Ricoh e Ibm danno una nuova spinta al lavoro smart. Grazie a una lavagna. Intelligent Workplace Solution le capacità IoT del supercomputer Watson e le lavagne interattive del gruppo giapponese per trasformare le modalità con cui i team si riuniscono e collaborano. Tra le principali funzionalità dei nuovi dispositivi cognitivi spiccano i comandi vocali semplificati, la traduzione automatica dei contenuti da una lingua all’altra, la registrazione delle presenze tramite badge e la capacità del sistema di seguire conversazioni parallele, annotando gli appunti. Le capacità cognitive di Watson Watson rendono quindi il “cervellone” di Ibm un partecipante attivo delle riunioni, grazie a strumenti analitici che in tempo reale guidano la riunione e aiutano a prendere decisioni più rapidamente.

Ricoh ha fatto sapere che integrerà la nuova soluzione nell’ambito della propria offerta di servizi che aiutano le aziende a migliorare la collaborazione e la produttività.
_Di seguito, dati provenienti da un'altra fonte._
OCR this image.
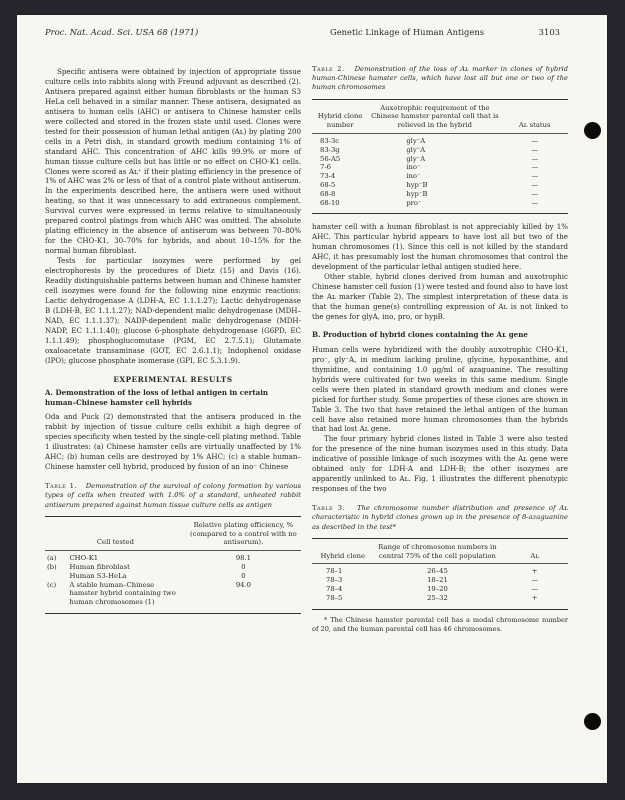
Proc. Nat. Acad. Sci. USA 68 (1971)	Genetic Linkage of Human Antigens	3103

Specific antisera were obtained by injection of appropriate tissue culture cells into rabbits along with Freund adjuvant as described (2). Antisera prepared against either human fibroblasts or the human S3 HeLa cell behaved in a similar manner. These antisera, designated as antisera to human cells (AHC) or antisera to Chinese hamster cells were collected and stored in the frozen state until used. Clones were tested for their possession of human lethal antigen (Aʟ) by plating 200 cells in a Petri dish, in standard growth medium containing 1% of standard AHC. This concentration of AHC kills 99.9% or more of human tissue culture cells but has little or no effect on CHO-K1 cells. Clones were scored as Aʟ⁺ if their plating efficiency in the presence of 1% of AHC was 2% or less of that of a control plate without antiserum. In the experiments described here, the antisera were used without heating, so that it was unnecessary to add extraneous complement. Survival curves were expressed in terms relative to simultaneously prepared control platings from which AHC was omitted. The absolute plating efficiency in the absence of antiserum was between 70–80% for the CHO-K1, 30–70% for hybrids, and about 10–15% for the normal human fibroblast.

Tests for particular isozymes were performed by gel electrophoresis by the procedures of Dietz (15) and Davis (16). Readily distinguishable patterns between human and Chinese hamster cell isozymes were found for the following nine enzymic reactions: Lactic dehydrogenase A (LDH-A, EC 1.1.1.27); Lactic dehydrogenase B (LDH-B, EC 1.1.1.27); NAD-dependent malic dehydrogenase (MDH–NAD, EC 1.1.1.37); NADP-dependent malic dehydrogenase (MDH-NADP, EC 1.1.1.40); glucose 6-phosphate dehydrogenase (G6PD, EC 1.1.1.49); phosphoglucomutase (PGM, EC 2.7.5.1); Glutamate oxaloacetate transaminase (GOT, EC 2.6.1.1); Indophenol oxidase (IPO); glucose phosphate isomerase (GPI, EC 5.3.1.9).

EXPERIMENTAL RESULTS
A. Demonstration of the loss of lethal antigen in certain human–Chinese hamster cell hybrids

Oda and Puck (2) demonstrated that the antisera produced in the rabbit by injection of tissue culture cells exhibit a high degree of species specificity when tested by the single-cell plating method. Table 1 illustrates: (a) Chinese hamster cells are virtually unaffected by 1% AHC; (b) human cells are destroyed by 1% AHC; (c) a stable human–Chinese hamster cell hybrid, produced by fusion of an ino⁻ Chinese

Table 1. Demonstration of the survival of colony formation by various types of cells when treated with 1.0% of a standard, unheated rabbit antiserum prepared against human tissue culture cells as antigen
Cell tested		Relative plating efficiency, % (compared to a control with no antiserum).
(a)	CHO-K1	98.1
(b)	Human fibroblast	0
	Human S3-HeLa	0
(c)	A stable human–Chinese hamster hybrid containing two human chromosomes (1)	94.0
Table 2. Demonstration of the loss of Aʟ marker in clones of hybrid human-Chinese hamster cells, which have lost all but one or two of the human chromosomes
Hybrid clone number	Auxotrophic requirement of the Chinese hamster parental cell that is relieved in the hybrid	Aʟ status
83-3c	gly⁻A	—
83-3g	gly⁻A	—
56-A5	gly⁻A	—
7-6	ino⁻	—
73-4	ino⁻	—
68-5	hyp⁻B	—
68-8	hyp⁻B	—
68-10	pro⁻	—

hamster cell with a human fibroblast is not appreciably killed by 1% AHC. This particular hybrid appears to have lost all but two of the human chromosomes (1). Since this cell is not killed by the standard AHC, it has presumably lost the human chromosomes that control the development of the particular lethal antigen studied here.

Other stable, hybrid clones derived from human and auxotrophic Chinese hamster cell fusion (1) were tested and found also to have lost the Aʟ marker (Table 2). The simplest interpretation of these data is that the human gene(s) controlling expression of Aʟ is not linked to the genes for glyA, ino, pro, or hypB.

B. Production of hybrid clones containing the Aʟ gene

Human cells were hybridized with the doubly auxotrophic CHO-K1, pro⁻, gly⁻A, in medium lacking proline, glycine, hypoxanthine, and thymidine, and containing 1.0 μg/ml of azaguanine. The resulting hybrids were cultivated for two weeks in this same medium. Single cells were then plated in standard growth medium and clones were picked for further study. Some properties of these clones are shown in Table 3. The two that have retained the lethal antigen of the human cell have also retained more human chromosomes than the hybrids that had lost Aʟ gene.

The four primary hybrid clones listed in Table 3 were also tested for the presence of the nine human isozymes used in this study. Data indicative of possible linkage of such isozymes with the Aʟ gene were obtained only for LDH-A and LDH-B; the other isozymes are apparently unlinked to Aʟ. Fig. 1 illustrates the different phenotypic responses of the two

Table 3. The chromosome number distribution and presence of Aʟ characteristic in hybrid clones grown up in the presence of 8-azaguanine as described in the test*
Hybrid clone	Range of chromosome numbers in central 75% of the cell population	Aʟ
78–1	26–45	+
78–3	18–21	—
78–4	19–20	—
78–5	25–32	+
* The Chinese hamster parental cell has a modal chromosome number of 20, and the human parental cell has 46 chromosomes.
Allo stesso modo, Ibm prevede per il futuro il lancio di nuove funzionalità avanzate e “smart” a supporto dei meeting. La stessa Big Blue installerà oltre ottanta lavagne nella nuova sede centrale Watson IoT di Monaco di Baviera, che ha aperto ufficialmente i battenti da pochi giorni.

Un centro costato 200 milioni di dollari e che servirà come fulcro globale della ricerca e sviluppo dell’azienda nel campo dell’Internet of Things. Il colosso statunitense ha già annunciato una serie di accordi con realtà come Indiegogo, Visa, Bosch e la società ferroviaria francese Sncf. Nell’hub tedesco prenderanno posto anche altre realtà di settori differenti, come Cap Gemini, Avnet, Bnp Paribas e Vodafone.